One thought kept crossing A.J. Burnett’s mind as he made his dramatic push for a no-hitter.
He wanted it – badly.
Instead, he will have to settle for a close call and maybe the best performance of his career.
Burnett pitched a one-hitter, Neil Walker drove in five runs and the Pittsburgh Pirates beat Chicago 5-0 on Tuesday night, hours after the Cubs traded ace Ryan Dempster.
Burnett started thinking about a no-hitter in the third or fourth inning.
”I’m not going to lie,” he said. ”So, it’s one of those things that you want to do, you want to take pride in, but at the same time a lot of luck’s got to go into it. I had a lot of great plays behind me. … Bottom line is it’s a `W’ for us.”
Burnett just about stole the spotlight after the Cubs traded their best pitcher to Texas just before the non-waiver deadline. His bid for a second career no-hitter and the sixth in the majors this season ended with two outs in the eighth.
He had already hit Darwin Barney in the helmet with one out before striking out Luis Valbuena, but his no-hit bid ended at the hands of a rookie when pinch-hitter Adrian Cardenas lined a 3-2 pitch to right for a single after two close pitches were called balls.
Burnett said he was angry about a 2-2 curve that just missed outside, and he appeared to be yelling at the umpire after the hit. But he struck out David DeJesus with runners on first and third to end the inning. That’s probably not much consolation for the veteran, who pitched a wild no-hitter for the Marlins against San Diego on May 12, 2001.
He walked nine in that game, two in this one while striking out eight.
”I always think about it,” he said. ”I want to clean that one up. That was a wild one.”
That a Miami-area native, who was 13-years-old back then, broke it up was a bit of an ironic twist. Not since Sandy Koufax did it to them in September 1965 have the Cubs been no-hit, and the last no-hitter at Wrigley Field came when Milt Pappas pitched one for Chicago against San Diego in September 1972.
Burnett sure made it interesting, though. His curve was as sharp as it’s ever been, and he just missed the eighth no-hitter in franchise history.

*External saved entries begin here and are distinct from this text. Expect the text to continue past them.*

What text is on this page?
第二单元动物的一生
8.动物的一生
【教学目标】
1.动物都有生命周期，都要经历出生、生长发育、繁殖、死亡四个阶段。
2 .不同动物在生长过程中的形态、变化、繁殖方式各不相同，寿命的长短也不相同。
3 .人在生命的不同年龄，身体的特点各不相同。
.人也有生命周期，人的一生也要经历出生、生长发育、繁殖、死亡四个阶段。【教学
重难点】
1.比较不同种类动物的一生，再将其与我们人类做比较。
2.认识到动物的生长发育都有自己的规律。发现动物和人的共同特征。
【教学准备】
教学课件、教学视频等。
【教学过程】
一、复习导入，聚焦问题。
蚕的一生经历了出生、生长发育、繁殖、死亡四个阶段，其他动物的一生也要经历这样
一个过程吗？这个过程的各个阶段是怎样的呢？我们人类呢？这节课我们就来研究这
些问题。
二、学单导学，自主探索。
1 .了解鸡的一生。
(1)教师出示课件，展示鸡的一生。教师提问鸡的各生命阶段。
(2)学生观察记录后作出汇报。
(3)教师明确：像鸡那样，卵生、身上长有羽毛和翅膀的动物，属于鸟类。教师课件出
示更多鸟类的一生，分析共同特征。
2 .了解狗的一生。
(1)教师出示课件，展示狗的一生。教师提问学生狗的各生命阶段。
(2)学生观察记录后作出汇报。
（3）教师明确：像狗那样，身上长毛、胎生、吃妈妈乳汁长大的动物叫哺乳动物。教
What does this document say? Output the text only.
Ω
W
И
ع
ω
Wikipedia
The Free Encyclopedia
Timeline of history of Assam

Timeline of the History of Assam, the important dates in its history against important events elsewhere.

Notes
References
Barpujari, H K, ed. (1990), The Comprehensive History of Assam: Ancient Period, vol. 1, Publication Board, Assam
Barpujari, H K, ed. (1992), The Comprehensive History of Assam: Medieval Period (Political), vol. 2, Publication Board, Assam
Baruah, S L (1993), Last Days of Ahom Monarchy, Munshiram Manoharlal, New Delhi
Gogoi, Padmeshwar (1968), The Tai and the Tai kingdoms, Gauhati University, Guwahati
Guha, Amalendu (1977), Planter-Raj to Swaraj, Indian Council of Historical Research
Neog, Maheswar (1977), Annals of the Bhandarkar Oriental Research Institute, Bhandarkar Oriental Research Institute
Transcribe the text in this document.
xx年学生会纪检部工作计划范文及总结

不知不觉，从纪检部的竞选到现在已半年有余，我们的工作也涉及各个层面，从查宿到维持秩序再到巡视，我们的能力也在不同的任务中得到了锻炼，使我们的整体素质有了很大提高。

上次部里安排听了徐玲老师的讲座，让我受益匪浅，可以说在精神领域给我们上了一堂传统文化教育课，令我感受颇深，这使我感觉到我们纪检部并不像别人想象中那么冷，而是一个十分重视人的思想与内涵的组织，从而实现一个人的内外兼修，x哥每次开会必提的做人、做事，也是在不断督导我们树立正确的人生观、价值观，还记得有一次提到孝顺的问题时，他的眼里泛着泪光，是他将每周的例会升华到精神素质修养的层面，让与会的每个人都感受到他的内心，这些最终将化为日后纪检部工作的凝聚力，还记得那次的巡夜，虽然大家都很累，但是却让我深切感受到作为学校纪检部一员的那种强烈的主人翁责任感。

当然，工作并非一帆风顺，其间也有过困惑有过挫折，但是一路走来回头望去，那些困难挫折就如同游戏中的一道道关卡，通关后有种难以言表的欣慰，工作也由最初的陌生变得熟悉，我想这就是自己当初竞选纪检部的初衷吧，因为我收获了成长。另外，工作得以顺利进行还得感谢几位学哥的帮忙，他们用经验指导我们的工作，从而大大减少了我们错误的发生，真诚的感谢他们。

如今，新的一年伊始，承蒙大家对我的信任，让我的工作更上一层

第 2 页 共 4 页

”I thought he had a shot,” manager Clint Hurdle said. ”He was just so efficient, pinpoint command. He pitched the left-handers so extremely well tonight. Fastball gloveside, his curveball was sharp for strikes, for chase. Great tempo – 25 out of 31 first-pitch strikes. The pitch count was in a great place. That’s one of the best games I’ve seen pitched ever.”
Cubs manager Dale Sveum was impressed, too.

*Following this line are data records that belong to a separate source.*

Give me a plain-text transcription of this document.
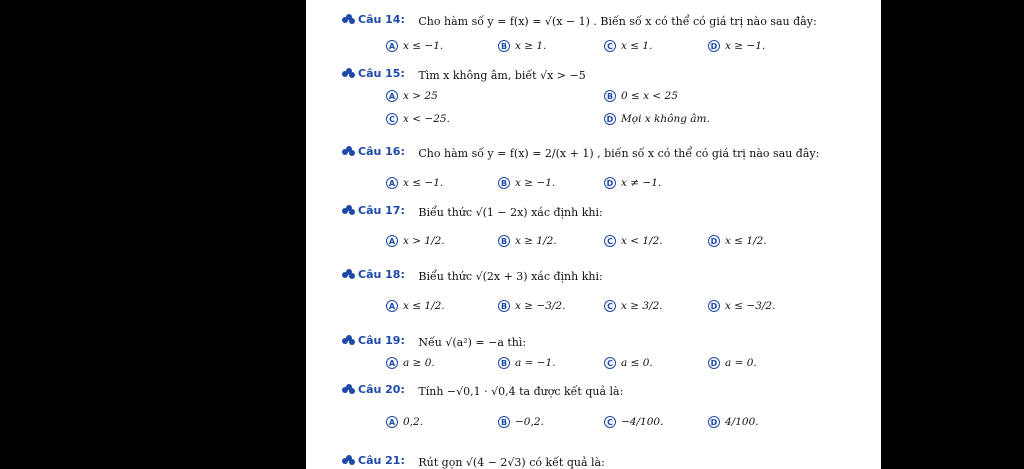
Câu 14: Cho hàm số y = f(x) = √(x − 1) . Biến số x có thể có giá trị nào sau đây:
A x ≤ −1.	B x ≥ 1.	C x ≤ 1.	D x ≥ −1.
Câu 15: Tìm x không âm, biết √x > −5
A x > 25	B 0 ≤ x < 25
C x < −25.	D Mọi x không âm.
Câu 16: Cho hàm số y = f(x) = 2/(x + 1) , biến số x có thể có giá trị nào sau đây:
A x ≤ −1.	B x ≥ −1.	D x ≠ −1.
Câu 17: Biểu thức √(1 − 2x) xác định khi:
A x > 1/2.	B x ≥ 1/2.	C x < 1/2.	D x ≤ 1/2.
Câu 18: Biểu thức √(2x + 3) xác định khi:
A x ≤ 1/2.	B x ≥ −3/2.	C x ≥ 3/2.	D x ≤ −3/2.
Câu 19: Nếu √(a²) = −a thì:
A a ≥ 0.	B a = −1.	C a ≤ 0.	D a = 0.
Câu 20: Tính −√0,1 · √0,4 ta được kết quả là:
A 0,2.	B −0,2.	C −4/100.	D 4/100.
Câu 21: Rút gọn √(4 − 2√3) có kết quả là:
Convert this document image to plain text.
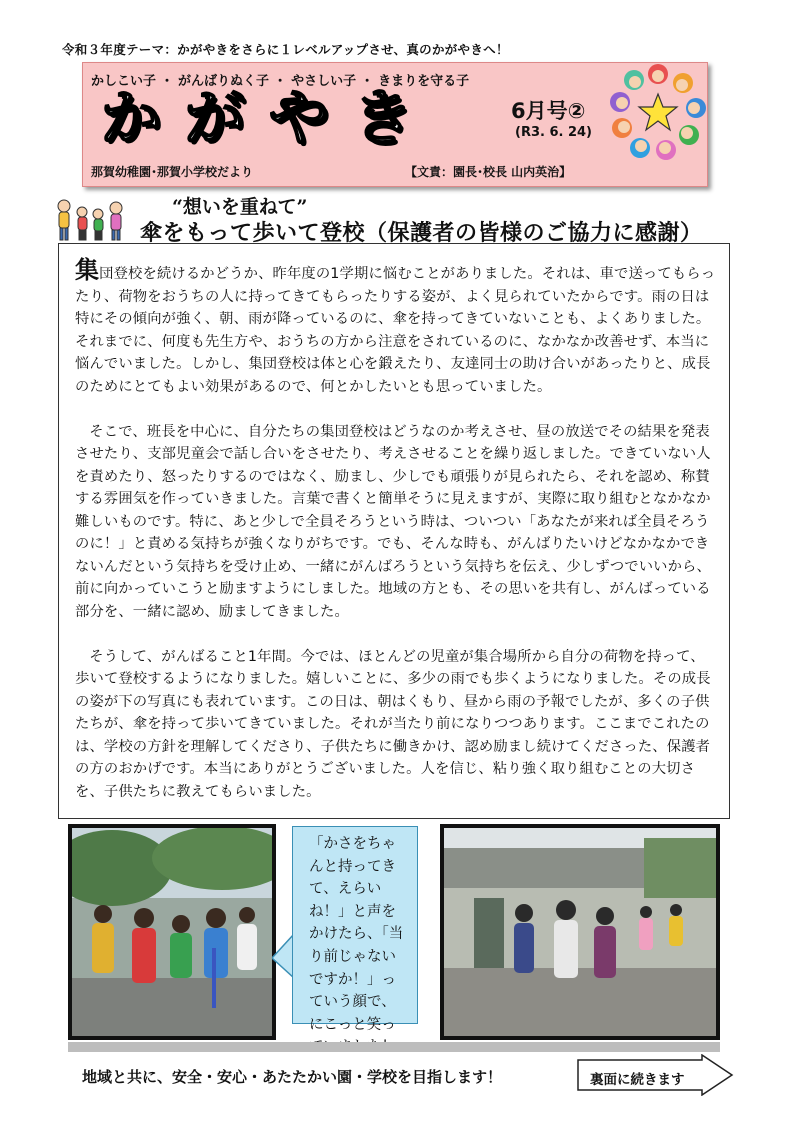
令和３年度テーマ：かがやきをさらに１レベルアップさせ、真のかがやきへ！
かしこい子 ・ がんばりぬく子 ・ やさしい子 ・ きまりを守る子
かがやき	6月号②
(R3. 6. 24)
那賀幼稚園･那賀小学校だより	【文責：園長･校長 山内英治】
“想いを重ねて”
傘をもって歩いて登校（保護者の皆様のご協力に感謝）

集団登校を続けるかどうか、昨年度の1学期に悩むことがありました。それは、車で送ってもらったり、荷物をおうちの人に持ってきてもらったりする姿が、よく見られていたからです。雨の日は特にその傾向が強く、朝、雨が降っているのに、傘を持ってきていないことも、よくありました。それまでに、何度も先生方や、おうちの方から注意をされているのに、なかなか改善せず、本当に悩んでいました。しかし、集団登校は体と心を鍛えたり、友達同士の助け合いがあったりと、成長のためにとてもよい効果があるので、何とかしたいとも思っていました。

そこで、班長を中心に、自分たちの集団登校はどうなのか考えさせ、昼の放送でその結果を発表させたり、支部児童会で話し合いをさせたり、考えさせることを繰り返しました。できていない人を責めたり、怒ったりするのではなく、励まし、少しでも頑張りが見られたら、それを認め、称賛する雰囲気を作っていきました。言葉で書くと簡単そうに見えますが、実際に取り組むとなかなか難しいものです。特に、あと少しで全員そろうという時は、ついつい「あなたが来れば全員そろうのに！」と責める気持ちが強くなりがちです。でも、そんな時も、がんばりたいけどなかなかできないんだという気持ちを受け止め、一緒にがんばろうという気持ちを伝え、少しずつでいいから、前に向かっていこうと励ますようにしました。地域の方とも、その思いを共有し、がんばっている部分を、一緒に認め、励ましてきました。

そうして、がんばること1年間。今では、ほとんどの児童が集合場所から自分の荷物を持って、歩いて登校するようになりました。嬉しいことに、多少の雨でも歩くようになりました。その成長の姿が下の写真にも表れています。この日は、朝はくもり、昼から雨の予報でしたが、多くの子供たちが、傘を持って歩いてきていました。それが当たり前になりつつあります。ここまでこれたのは、学校の方針を理解してくださり、子供たちに働きかけ、認め励まし続けてくださった、保護者の方のおかげです。本当にありがとうございました。人を信じ、粘り強く取り組むことの大切さを、子供たちに教えてもらいました。

「かさをちゃんと持ってきて、えらいね！」と声をかけたら、「当り前じゃないですか！」っていう顔で、にこっと笑っ
地域と共に、安全・安心・あたたかい園・学校を目指します！	裏面に続きます
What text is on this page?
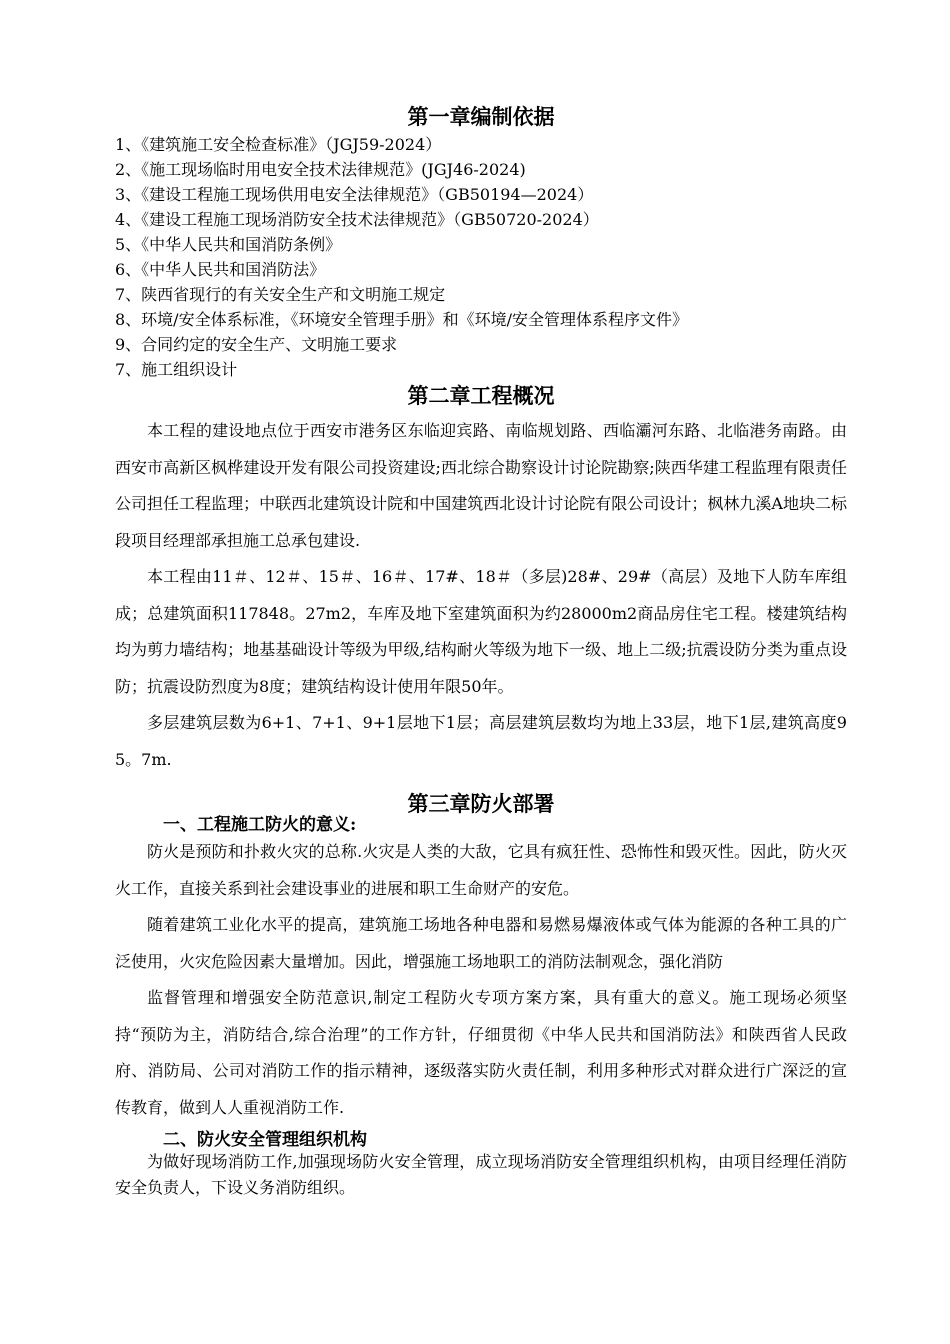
第一章编制依据
1、《建筑施工安全检查标准》（JGJ59-2024）
2、《施工现场临时用电安全技术法律规范》(JGJ46-2024)
3、《建设工程施工现场供用电安全法律规范》（GB50194—2024）
4、《建设工程施工现场消防安全技术法律规范》（GB50720-2024）
5、《中华人民共和国消防条例》
6、《中华人民共和国消防法》
7、陕西省现行的有关安全生产和文明施工规定
8、环境/安全体系标准，《环境安全管理手册》和《环境/安全管理体系程序文件》
9、合同约定的安全生产、文明施工要求
7、施工组织设计
第二章工程概况

本工程的建设地点位于西安市港务区东临迎宾路、南临规划路、西临灞河东路、北临港务南路。由西安市高新区枫桦建设开发有限公司投资建设;西北综合勘察设计讨论院勘察;陕西华建工程监理有限责任公司担任工程监理；中联西北建筑设计院和中国建筑西北设计讨论院有限公司设计；枫林九溪A地块二标段项目经理部承担施工总承包建设.

本工程由11＃、12＃、15＃、16＃、17#、18＃（多层)28#、29#（高层）及地下人防车库组成；总建筑面积117848。27m2，车库及地下室建筑面积为约28000m2商品房住宅工程。楼建筑结构均为剪力墙结构；地基基础设计等级为甲级,结构耐火等级为地下一级、地上二级;抗震设防分类为重点设防；抗震设防烈度为8度；建筑结构设计使用年限50年。

多层建筑层数为6+1、7+1、9+1层地下1层；高层建筑层数均为地上33层，地下1层,建筑高度95。7m.

第三章防火部署
一、工程施工防火的意义:

防火是预防和扑救火灾的总称.火灾是人类的大敌，它具有疯狂性、恐怖性和毁灭性。因此，防火灭火工作，直接关系到社会建设事业的进展和职工生命财产的安危。

随着建筑工业化水平的提高，建筑施工场地各种电器和易燃易爆液体或气体为能源的各种工具的广泛使用，火灾危险因素大量增加。因此，增强施工场地职工的消防法制观念，强化消防

监督管理和增强安全防范意识,制定工程防火专项方案方案，具有重大的意义。施工现场必须坚持“预防为主，消防结合,综合治理”的工作方针，仔细贯彻《中华人民共和国消防法》和陕西省人民政府、消防局、公司对消防工作的指示精神，逐级落实防火责任制，利用多种形式对群众进行广深泛的宣传教育，做到人人重视消防工作.

二、防火安全管理组织机构

为做好现场消防工作,加强现场防火安全管理，成立现场消防安全管理组织机构，由项目经理任消防安全负责人，下设义务消防组织。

”He probably threw 60, 65 curveballs,” he said. ”Even his fastball, he kept it out of the middle of the plate. We hit a few balls hard. A couple balls without the wind might have been home runs, but he pitched a heck of a game.”
He retired the first 11 batters before walking Anthony Rizzo, and as the game wore on, the sense that something special was happening filled the old ballpark.
There was a loud gasp when Alfonso Soriano sent a drive to deep left-center in the seventh that Andrew McCutchen caught, and first baseman Garrett Jones then made a sliding stop on Bryan LaHair’s grounder to end the inning. The Cubs got some relief when Cardenas finally broke through, but even that was tempered by the reality that they got shut down.
Cardenas faced Burnett in late May and didn’t do so well, going 0-for-3 with two errors in a 1-0 loss.
”I remember him and seeing how he was working throughout that game,” he said. ”When I was able to get that hit, it was great but it was very short-lived because we lost 5-0. … It’s definitely sweet to break up the no-hitter here at our place. That’s something you don’t want to be a part of.”
While Burnett cruised along, Casey Coleman had a rough night after being recalled from the minors. Pitching in Dempster’s place, he lasted just 4 2-3 innings, allowing four runs and seven hits.
Walker quickly put the Cubs ahead in the first when he drove a 2-1 pitch to right for a grand slam – the second of his career and second at Wrigley Field.
He also had a sacrifice fly in the seventh.
Burnett’s performance overshadowed the big news before the game, with Dempster going to the Rangers for two prospects.
The Pirates were a busy bunch, too. They acquired former All-Star first baseman Gaby Sanchez from Florida and sent third baseman Casey McGehee to the Yankees for reliever Chad Qualls.
Notes: Along with Coleman, the Cubs also recalled Cardenas and C Welington Castillo from Triple-A Iowa before the game. … GM Jed Hoyer said it might not be long before Josh Vitters is called up from Triple-A. He was batting .298 with 15 homers. … In the Sanchez deal, Pittsburgh also got minor league pitcher Kyle Kaminska for minor league outfielder Gorkys Hernandez and the extra draft pick for 2013 that the Pirates won in the competitive balance lottery for financially weaker teams. … The Pirates recalled RHP Daniel McCutchen from Triple-A Indianapolis to take Brad Lincoln’s spot in the bullpen. Lincoln was dealt to Toronto for Travis Snider on Monday.